LGG Industrial selected the solution at the end of the first quarter, then LGG Industrial worked with SugarCRM to bring in data from LGG’s legacy CRM system, integrate with its enterprise resource planning system, and determine the right look and feel for the company’s users.
That process took nearly half a year, with the SugarSell solution going live just before the end of the third quarter of 2024.
“We realized pretty quickly that it wasn’t just about the technology and the back-end interfaces,” Billingsley says. “If you have good technology but bad processes, you just do wrong things faster. So we developed an entirely new sales process. We took the 12 steps we had down to four by simplifying and streamlining the way we thought about the customer journey. SugarCRM helped us re-evaluate and restructure our customer hierarchy. That’s why this is such a great partnership. If we had gone live with the existing structure we had for how we group our customers, the system would not have been as useful for us as it was.”

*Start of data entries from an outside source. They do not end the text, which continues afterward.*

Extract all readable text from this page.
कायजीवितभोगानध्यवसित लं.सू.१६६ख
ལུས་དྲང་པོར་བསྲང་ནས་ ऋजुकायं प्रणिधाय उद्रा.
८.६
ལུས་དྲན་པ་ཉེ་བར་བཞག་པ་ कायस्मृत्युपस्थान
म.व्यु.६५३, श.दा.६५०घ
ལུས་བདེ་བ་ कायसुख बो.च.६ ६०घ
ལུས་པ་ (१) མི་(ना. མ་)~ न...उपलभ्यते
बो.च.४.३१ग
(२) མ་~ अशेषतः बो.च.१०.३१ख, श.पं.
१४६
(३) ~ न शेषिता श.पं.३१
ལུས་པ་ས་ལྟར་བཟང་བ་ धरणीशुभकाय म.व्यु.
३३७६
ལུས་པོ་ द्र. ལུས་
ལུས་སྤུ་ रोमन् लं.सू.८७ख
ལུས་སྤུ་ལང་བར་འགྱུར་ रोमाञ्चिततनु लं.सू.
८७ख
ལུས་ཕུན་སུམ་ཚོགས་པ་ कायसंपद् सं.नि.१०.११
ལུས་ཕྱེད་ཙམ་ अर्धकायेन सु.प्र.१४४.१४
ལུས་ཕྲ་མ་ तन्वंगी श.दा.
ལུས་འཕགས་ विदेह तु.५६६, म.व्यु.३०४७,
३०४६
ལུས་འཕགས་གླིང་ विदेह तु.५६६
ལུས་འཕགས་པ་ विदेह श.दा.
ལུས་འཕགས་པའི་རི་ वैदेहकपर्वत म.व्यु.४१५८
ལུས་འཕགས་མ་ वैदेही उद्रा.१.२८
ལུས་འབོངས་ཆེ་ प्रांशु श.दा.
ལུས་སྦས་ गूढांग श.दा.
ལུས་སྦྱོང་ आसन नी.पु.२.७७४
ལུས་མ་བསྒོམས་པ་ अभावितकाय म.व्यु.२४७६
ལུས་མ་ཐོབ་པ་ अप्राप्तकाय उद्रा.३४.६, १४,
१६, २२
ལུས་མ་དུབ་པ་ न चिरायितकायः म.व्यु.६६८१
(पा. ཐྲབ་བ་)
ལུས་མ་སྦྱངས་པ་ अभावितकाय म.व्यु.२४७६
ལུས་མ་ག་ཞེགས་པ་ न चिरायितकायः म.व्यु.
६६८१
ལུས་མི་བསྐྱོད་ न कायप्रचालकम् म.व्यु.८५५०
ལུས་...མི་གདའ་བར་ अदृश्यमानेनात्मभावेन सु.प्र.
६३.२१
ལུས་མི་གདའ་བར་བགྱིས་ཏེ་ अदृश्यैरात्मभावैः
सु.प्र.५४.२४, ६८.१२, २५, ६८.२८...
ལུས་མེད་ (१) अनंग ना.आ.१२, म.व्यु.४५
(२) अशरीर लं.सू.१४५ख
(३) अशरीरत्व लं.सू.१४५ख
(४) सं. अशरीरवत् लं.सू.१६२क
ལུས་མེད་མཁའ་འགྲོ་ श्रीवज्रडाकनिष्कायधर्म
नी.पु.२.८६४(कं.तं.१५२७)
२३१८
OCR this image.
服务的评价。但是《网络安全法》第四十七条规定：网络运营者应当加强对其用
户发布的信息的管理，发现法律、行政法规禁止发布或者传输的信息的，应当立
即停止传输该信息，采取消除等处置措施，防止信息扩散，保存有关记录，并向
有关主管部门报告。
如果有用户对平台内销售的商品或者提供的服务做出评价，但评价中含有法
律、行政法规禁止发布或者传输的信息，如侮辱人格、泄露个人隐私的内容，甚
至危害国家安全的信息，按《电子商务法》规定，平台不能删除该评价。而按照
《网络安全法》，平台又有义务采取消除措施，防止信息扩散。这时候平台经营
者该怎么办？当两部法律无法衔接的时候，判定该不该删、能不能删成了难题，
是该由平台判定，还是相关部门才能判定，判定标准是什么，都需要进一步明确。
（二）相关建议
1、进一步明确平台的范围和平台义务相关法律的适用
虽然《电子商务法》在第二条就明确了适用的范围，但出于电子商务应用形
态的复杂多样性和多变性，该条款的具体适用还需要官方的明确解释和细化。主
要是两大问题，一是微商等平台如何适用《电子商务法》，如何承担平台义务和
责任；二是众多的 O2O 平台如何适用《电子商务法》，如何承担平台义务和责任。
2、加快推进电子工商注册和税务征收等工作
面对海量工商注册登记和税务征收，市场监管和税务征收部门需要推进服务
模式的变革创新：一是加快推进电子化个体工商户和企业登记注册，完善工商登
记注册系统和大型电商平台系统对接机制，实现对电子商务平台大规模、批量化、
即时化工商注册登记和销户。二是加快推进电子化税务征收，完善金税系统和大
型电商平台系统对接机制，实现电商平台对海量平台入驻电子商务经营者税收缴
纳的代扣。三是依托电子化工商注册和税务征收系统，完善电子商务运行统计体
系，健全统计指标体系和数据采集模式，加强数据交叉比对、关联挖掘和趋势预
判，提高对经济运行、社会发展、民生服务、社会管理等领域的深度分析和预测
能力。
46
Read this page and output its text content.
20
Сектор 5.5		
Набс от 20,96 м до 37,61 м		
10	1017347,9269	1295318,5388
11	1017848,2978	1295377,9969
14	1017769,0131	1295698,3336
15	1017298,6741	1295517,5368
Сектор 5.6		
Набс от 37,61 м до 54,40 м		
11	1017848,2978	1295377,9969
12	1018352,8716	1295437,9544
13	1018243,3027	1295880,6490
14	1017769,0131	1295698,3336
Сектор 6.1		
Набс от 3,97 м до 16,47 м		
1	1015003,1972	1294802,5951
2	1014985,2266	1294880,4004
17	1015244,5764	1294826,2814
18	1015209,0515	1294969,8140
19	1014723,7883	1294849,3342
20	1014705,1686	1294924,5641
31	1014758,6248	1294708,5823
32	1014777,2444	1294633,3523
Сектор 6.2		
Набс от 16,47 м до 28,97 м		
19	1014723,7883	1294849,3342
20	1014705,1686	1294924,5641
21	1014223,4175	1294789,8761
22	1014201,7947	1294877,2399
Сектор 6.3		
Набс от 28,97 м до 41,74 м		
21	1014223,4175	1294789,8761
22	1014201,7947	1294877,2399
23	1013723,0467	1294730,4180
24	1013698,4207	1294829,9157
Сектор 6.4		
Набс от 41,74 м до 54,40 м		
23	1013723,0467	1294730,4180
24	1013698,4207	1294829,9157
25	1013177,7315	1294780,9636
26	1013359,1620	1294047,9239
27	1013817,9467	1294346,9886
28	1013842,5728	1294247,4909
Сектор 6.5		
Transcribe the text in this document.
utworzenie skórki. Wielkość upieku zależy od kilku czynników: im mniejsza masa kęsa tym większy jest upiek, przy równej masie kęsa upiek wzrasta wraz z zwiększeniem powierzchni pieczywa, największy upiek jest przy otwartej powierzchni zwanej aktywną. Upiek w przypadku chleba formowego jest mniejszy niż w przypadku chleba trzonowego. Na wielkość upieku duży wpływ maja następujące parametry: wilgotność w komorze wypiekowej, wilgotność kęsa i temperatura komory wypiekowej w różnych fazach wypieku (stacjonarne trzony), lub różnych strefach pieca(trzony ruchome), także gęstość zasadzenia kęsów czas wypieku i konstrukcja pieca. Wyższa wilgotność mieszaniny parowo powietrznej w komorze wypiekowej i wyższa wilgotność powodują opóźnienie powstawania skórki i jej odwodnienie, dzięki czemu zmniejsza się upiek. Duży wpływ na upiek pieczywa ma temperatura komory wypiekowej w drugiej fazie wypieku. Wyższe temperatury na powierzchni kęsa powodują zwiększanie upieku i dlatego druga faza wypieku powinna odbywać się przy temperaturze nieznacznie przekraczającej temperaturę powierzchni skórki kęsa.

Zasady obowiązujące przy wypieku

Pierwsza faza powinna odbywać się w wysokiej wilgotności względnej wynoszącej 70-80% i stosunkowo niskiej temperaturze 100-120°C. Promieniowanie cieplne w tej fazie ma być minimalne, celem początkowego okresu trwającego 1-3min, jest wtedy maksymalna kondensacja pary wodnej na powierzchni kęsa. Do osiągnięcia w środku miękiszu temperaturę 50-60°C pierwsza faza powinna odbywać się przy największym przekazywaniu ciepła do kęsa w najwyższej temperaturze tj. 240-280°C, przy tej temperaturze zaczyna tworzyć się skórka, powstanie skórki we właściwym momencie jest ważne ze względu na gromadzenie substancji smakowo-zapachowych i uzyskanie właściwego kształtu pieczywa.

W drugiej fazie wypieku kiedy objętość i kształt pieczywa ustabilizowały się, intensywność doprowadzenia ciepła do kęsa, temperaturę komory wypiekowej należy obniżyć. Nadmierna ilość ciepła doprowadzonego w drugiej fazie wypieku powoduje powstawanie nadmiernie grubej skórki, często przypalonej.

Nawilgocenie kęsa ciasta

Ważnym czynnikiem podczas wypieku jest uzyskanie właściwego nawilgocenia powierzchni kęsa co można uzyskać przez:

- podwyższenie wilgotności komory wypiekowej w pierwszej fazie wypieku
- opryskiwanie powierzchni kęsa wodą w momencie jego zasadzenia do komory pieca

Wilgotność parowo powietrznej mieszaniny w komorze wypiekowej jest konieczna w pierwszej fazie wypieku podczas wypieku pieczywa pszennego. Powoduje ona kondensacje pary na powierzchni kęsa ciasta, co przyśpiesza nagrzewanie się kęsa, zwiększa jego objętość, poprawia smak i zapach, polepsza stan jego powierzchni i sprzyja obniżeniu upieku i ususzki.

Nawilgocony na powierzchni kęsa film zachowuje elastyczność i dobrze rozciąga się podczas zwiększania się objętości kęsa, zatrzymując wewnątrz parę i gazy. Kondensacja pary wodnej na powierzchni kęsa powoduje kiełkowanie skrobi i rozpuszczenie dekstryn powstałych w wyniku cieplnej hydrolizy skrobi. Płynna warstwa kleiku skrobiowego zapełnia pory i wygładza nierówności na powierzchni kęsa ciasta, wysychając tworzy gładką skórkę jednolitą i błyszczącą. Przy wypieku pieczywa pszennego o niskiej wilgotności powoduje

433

With the SugarSell system, LGG Industrial was able to add 3,000 new contacts to a central database; previously, they were scattered across many mobile phones and spreadsheets throughout the organization. User adoption increased from 20 percent to 80 percent, while pipeline opportunities grew by a factor of four.
“CRM isn’t about where you’ve been and what you’ve done, it’s about where you’re going,” Billingsley adds. So the company is working to determine how to leverage the information it has already put into the system to gain additional customer insights.
“We’re having conversations with Sugar about their AI capabilities and some of their business intelligence tools that will allow us to harvest and mine data so that we can proactively push selling opportunities to our sales teams.”
The Payoff
With SugarSell, LGG Industrial has done the following:
- simplified the sales process from 12 steps to four;
- increased user adoption from 20 percent to 80 percent;
- added 3,000 new contacts to its database; and
- increased pipeline opportunities by a factor of four.